If there were any doubt that the zinc supply chain is tightening, it should be dispelled by this year's benchmark smelter treatment charge.
The treatment charge is the fee paid by a miner to a smelter for converting mined concentrates into refined metal and it is probably the best indicator of raw material availability; high during times of surplus and low during times of scarcity.This year's headline fee of $172 per tonne is the lowest in a decade
, a firm swing of the negotiating pendulum in favour of miners and a tangible sign that the much-anticipated concentrates crunch has arrived.
Indeed, miners have used the squeeze on availability to make what might turn out to be a historic change in how these annual benchmark contracts are structured.
Zinc bulls have been waiting a long time for this supply squeeze and they may have to wait a bit longer before it moves from raw materials to refined metal parts of the chain.
But at a mined concentrates level it has very surely arrived.
HEADLINE DOWN, PRICE PARTICIPATION OUT
This year's headline treatment charge of $172 per tonne was confirmed by Belgium's Nyrstar, a zinc miner itself but a much bigger converter of concentrates into refined metal.
It represented a 15 percent decline from last year's benchmark of $203 per tonne and was the lowest outcome since 2006.

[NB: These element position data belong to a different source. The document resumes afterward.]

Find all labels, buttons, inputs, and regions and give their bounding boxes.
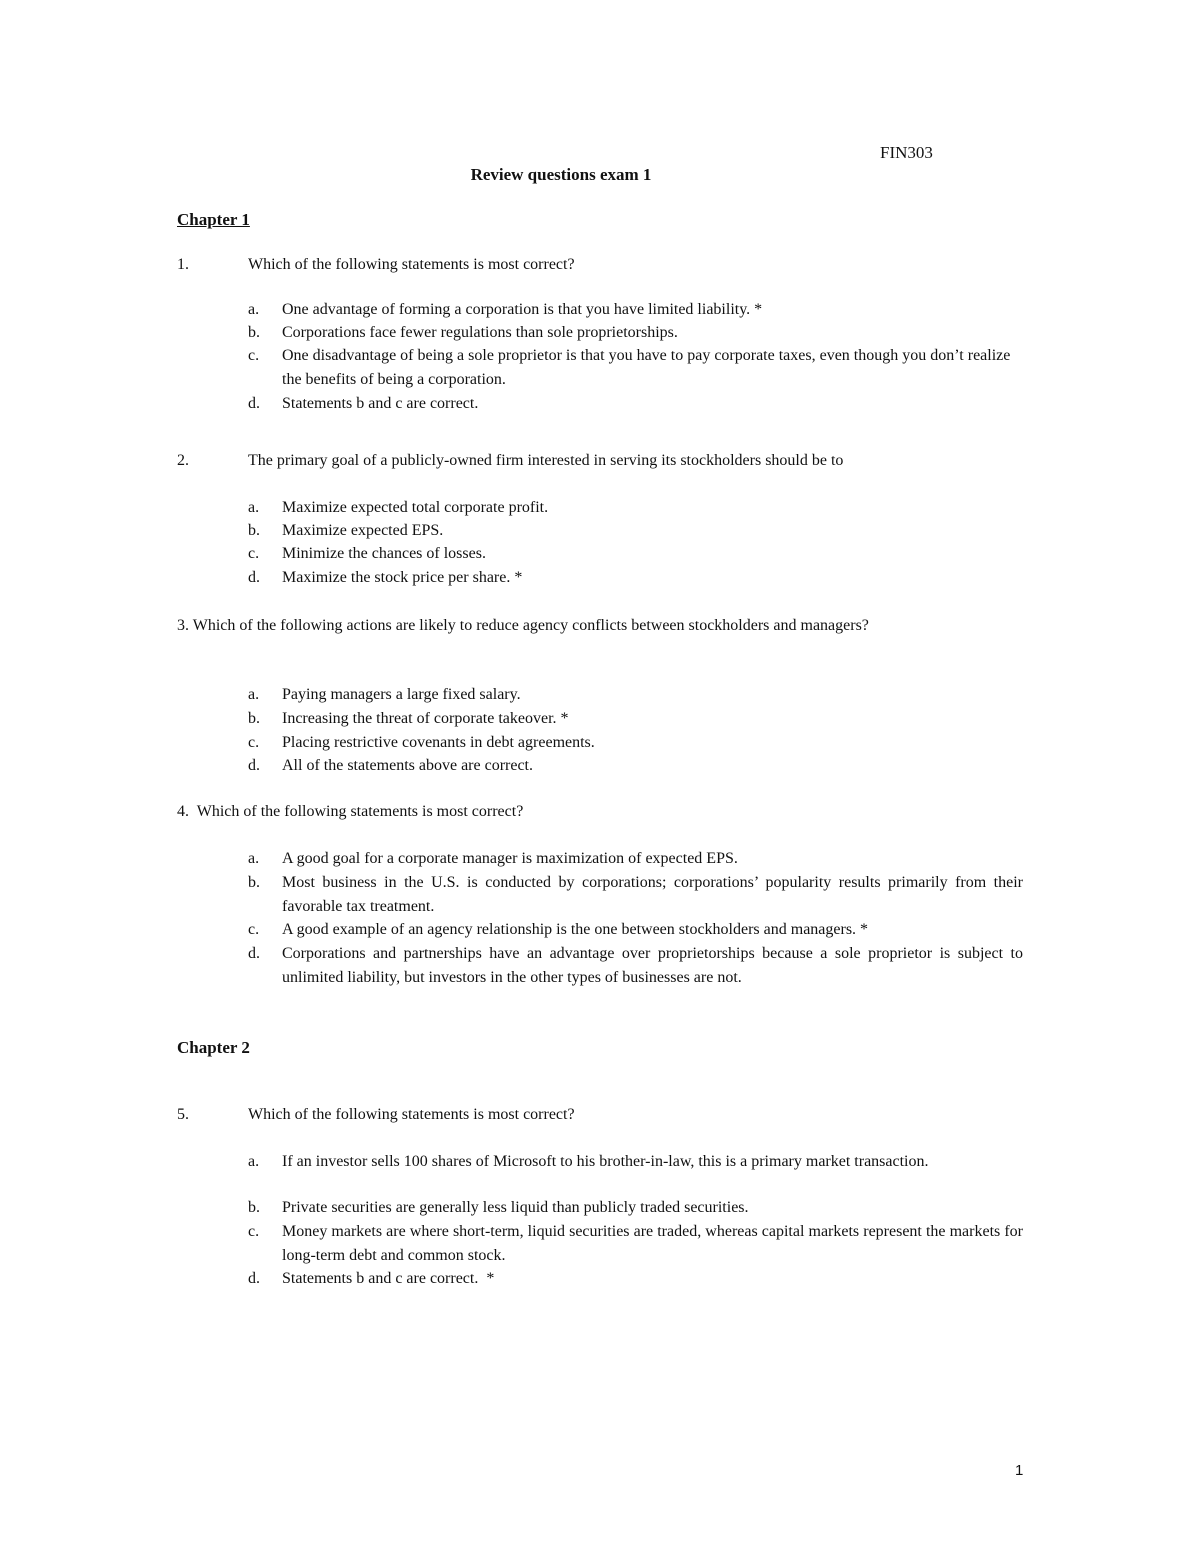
- q1-option-b-letter: b.: [248, 324, 260, 341]
- q3-option-c-text: Placing restrictive covenants in debt agreements.: [282, 734, 595, 751]
- q3-option-c-letter: c.: [248, 734, 260, 751]
- q2-option-c-letter: c.: [248, 545, 260, 562]
- q4-option-a-text: A good goal for a corporate manager is maximization of expected EPS.: [282, 850, 738, 867]
- q5-option-b-text: Private securities are generally less liquid than publicly traded securities.: [282, 1199, 749, 1216]
- q4-option-d-letter: d.: [248, 945, 260, 962]
- question-5-text: Which of the following statements is most correct?: [248, 1106, 575, 1123]
- q5-option-c-letter: c.: [248, 1223, 260, 1240]
- q4-option-b-letter: b.: [248, 874, 260, 891]
- q5-option-b-letter: b.: [248, 1199, 260, 1216]
- q3-option-a-letter: a.: [248, 686, 260, 703]
- page-number: 1: [1015, 1462, 1024, 1479]
- q2-option-a-letter: a.: [248, 499, 260, 516]
- chapter-2-heading: Chapter 2: [177, 1038, 250, 1057]
- q1-option-a-text: One advantage of forming a corporation is that you have limited liability. *: [282, 301, 763, 318]
- q5-option-d-letter: d.: [248, 1270, 260, 1287]
- q2-option-d-letter: d.: [248, 569, 260, 586]
- q1-option-b-text: Corporations face fewer regulations than sole proprietorships.: [282, 324, 678, 341]
- q1-option-c-letter: c.: [248, 347, 260, 364]
- q1-option-a-letter: a.: [248, 301, 260, 318]
- q4-option-b-text: Most business in the U.S. is conducted by corporations; corporations’ popularity results primarily from their favorable tax treatment.: [282, 874, 1023, 915]
- q2-option-b-text: Maximize expected EPS.: [282, 522, 444, 539]
- question-1-text: Which of the following statements is most correct?: [248, 256, 575, 273]
- question-4-text: 4. Which of the following statements is most correct?: [177, 803, 524, 820]
- question-3-text: 3. Which of the following actions are likely to reduce agency conflicts between stockholders and managers?: [177, 617, 869, 634]
- q2-option-d-text: Maximize the stock price per share. *: [282, 569, 523, 586]
- q3-option-d-letter: d.: [248, 757, 260, 774]
- q2-option-b-letter: b.: [248, 522, 260, 539]
- q5-option-a-letter: a.: [248, 1153, 260, 1170]
- q5-option-c-text: Money markets are where short-term, liquid securities are traded, whereas capital markets represent the markets for long-term debt and common stock.: [282, 1223, 1023, 1264]
- q4-option-a-letter: a.: [248, 850, 260, 867]
- q3-option-b-letter: b.: [248, 710, 260, 727]
- q1-option-d-text: Statements b and c are correct.: [282, 395, 479, 412]
- q4-option-c-letter: c.: [248, 921, 260, 938]
- q2-option-a-text: Maximize expected total corporate profit.: [282, 499, 549, 516]
- q3-option-a-text: Paying managers a large fixed salary.: [282, 686, 521, 703]
- question-2-text: The primary goal of a publicly-owned firm interested in serving its stockholders should be to: [248, 452, 844, 469]
- q3-option-b-text: Increasing the threat of corporate takeover. *: [282, 710, 569, 727]
- q5-option-d-text: Statements b and c are correct. *: [282, 1270, 495, 1287]
- q3-option-d-text: All of the statements above are correct.: [282, 757, 533, 774]
- question-2-number: 2.: [177, 452, 189, 469]
- q4-option-c-text: A good example of an agency relationship is the one between stockholders and managers. *: [282, 921, 869, 938]
- q1-option-d-letter: d.: [248, 395, 260, 412]
- chapter-1-heading: Chapter 1: [177, 210, 250, 229]
- question-1-number: 1.: [177, 256, 189, 273]
- q5-option-a-text: If an investor sells 100 shares of Microsoft to his brother-in-law, this is a primary market transaction.: [282, 1153, 929, 1170]
- q1-option-c-text: One disadvantage of being a sole proprietor is that you have to pay corporate taxes, even though you don’t realize the benefits of being a corporation.: [282, 347, 1011, 388]
- q4-option-d-text: Corporations and partnerships have an advantage over proprietorships because a sole proprietor is subject to unlimited liability, but investors in the other types of businesses are not.: [282, 945, 1023, 986]
- document-title: Review questions exam 1: [470, 165, 652, 184]
- q2-option-c-text: Minimize the chances of losses.: [282, 545, 486, 562]
- course-code: FIN303: [880, 143, 933, 162]
- question-5-number: 5.: [177, 1106, 189, 1123]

The comparison is worth noting because that was the year London Metal Exchange (LME) zinc hit its highest ever level at $4,580 per tonne.
As well as seeing their revenues reduced this year, smelters have also lost any price participation.
Price participation disappeared from copper concentrate contracts several years ago but it has persisted in the zinc market in the weird and wonderful form of "escalators" and "de-escalators".
These determine how much the treatment charge can change depending on how far the zinc price deviates from a preset "basis" price in the contract.
In 2016, for example, the "basis" price was set at $2,000 with escalators allowing for price participation up to $3,750 and de-escalators down to $1,500.
This year, however, both escalator and de-escalator have been set at zero, a partial victory for those miners seeking the complete elimination of price participation by smelters.
Escalators and de-escalators remain in the benchmark contract, in theory allowing for a resurrection at a future date.
Whether price participation actually returns remains to be seen.
When BHP Billiton dropped price participation from its copper contracts in 2007, it was at the time presented as a temporary market-driven phenomenon.
But within a couple of years everyone else had done the same and price participation was quietly consigned to the copper history books.
METAL STILL FREE
Smelters can probably afford to be sanguine about the zero price participation this year.
As Hilmar Rode, chief executive of Nyrstar, told analysts on the company's first-quarter conference call: "If you go back and you monitor say the last 10 years, you'll see sometimes that works in favour of the mine sometimes in favour of the smelters but over a longer period of time ... it's pretty much a net zero."
More important to a company like Nyrstar is the retention of another strange-sounding component of the annual zinc treatment charge benchmark, namely "free metal".
What this means is that zinc smelters pay for only 85 percent of the metal contained in the concentrate.
This curiosity dates back to a long-lost time when most of the world's zinc smelters were pyrometallurgical and typically could only extract that amount of metal from the concentrate.
Times and technology have changed a lot since then and a company such as Nyrstar can now typically recover around 96-97 percent of the metal, meaning it gets 11-12 percent "free".
Miners would no doubt love to eat into, if not eliminate altogether, this "free metal" allowance but the consensus seems to be that this would be a step too far right now.
The sharp drop in the benchmark treatment charge was widely expected.
This zinc supply crunch has been a long time coming and there have been plenty of false starts for over-eager bulls in recent years.
But, to quote Jonathan Leng, principle zinc analyst at Wood Mackenzie, "the record 6.3 percent fall in global mine supply in 2016 transformed the concentrate market."
Concentrate stocks fell to "minimum working levels" in September of last year and smelters, particularly those in China, are having to cut production.
Nor does Woodmac see much change in the zinc concentrates market any time soon. Its view is that it will remain tight for the next couple of years with treatment charges likely to remain at correspondingly low levels over that period.
What does this mean for the refined zinc price?
So far bulls have been frustrated that mine supply crunch hasn't translated into refined metal crunch.
China's imports of refined zinc remain subdued, while metal is still occasionally appearing on LME warrant at New Orleans, albeit not in the sort of volumes as seen in the past.
Woodmac's Leng, however, believes it's only a matter of time. He expects to see acute tightness later this year with stocks "projected to fall to historically low levels and remain so until 2020."
That will translate into a price high next year "comparable to the 2006 price peak".
Not everyone, it's fair to say, is quite so bullish . There are still a good number of known unknowns at work, not least the state of mine supply in China itself.
But this year's benchmark concentrates terms make it hard to argue against the starting proposition of bulls such as Wood Mackenzie.
The concentrates market is as tight as it's been since 2006.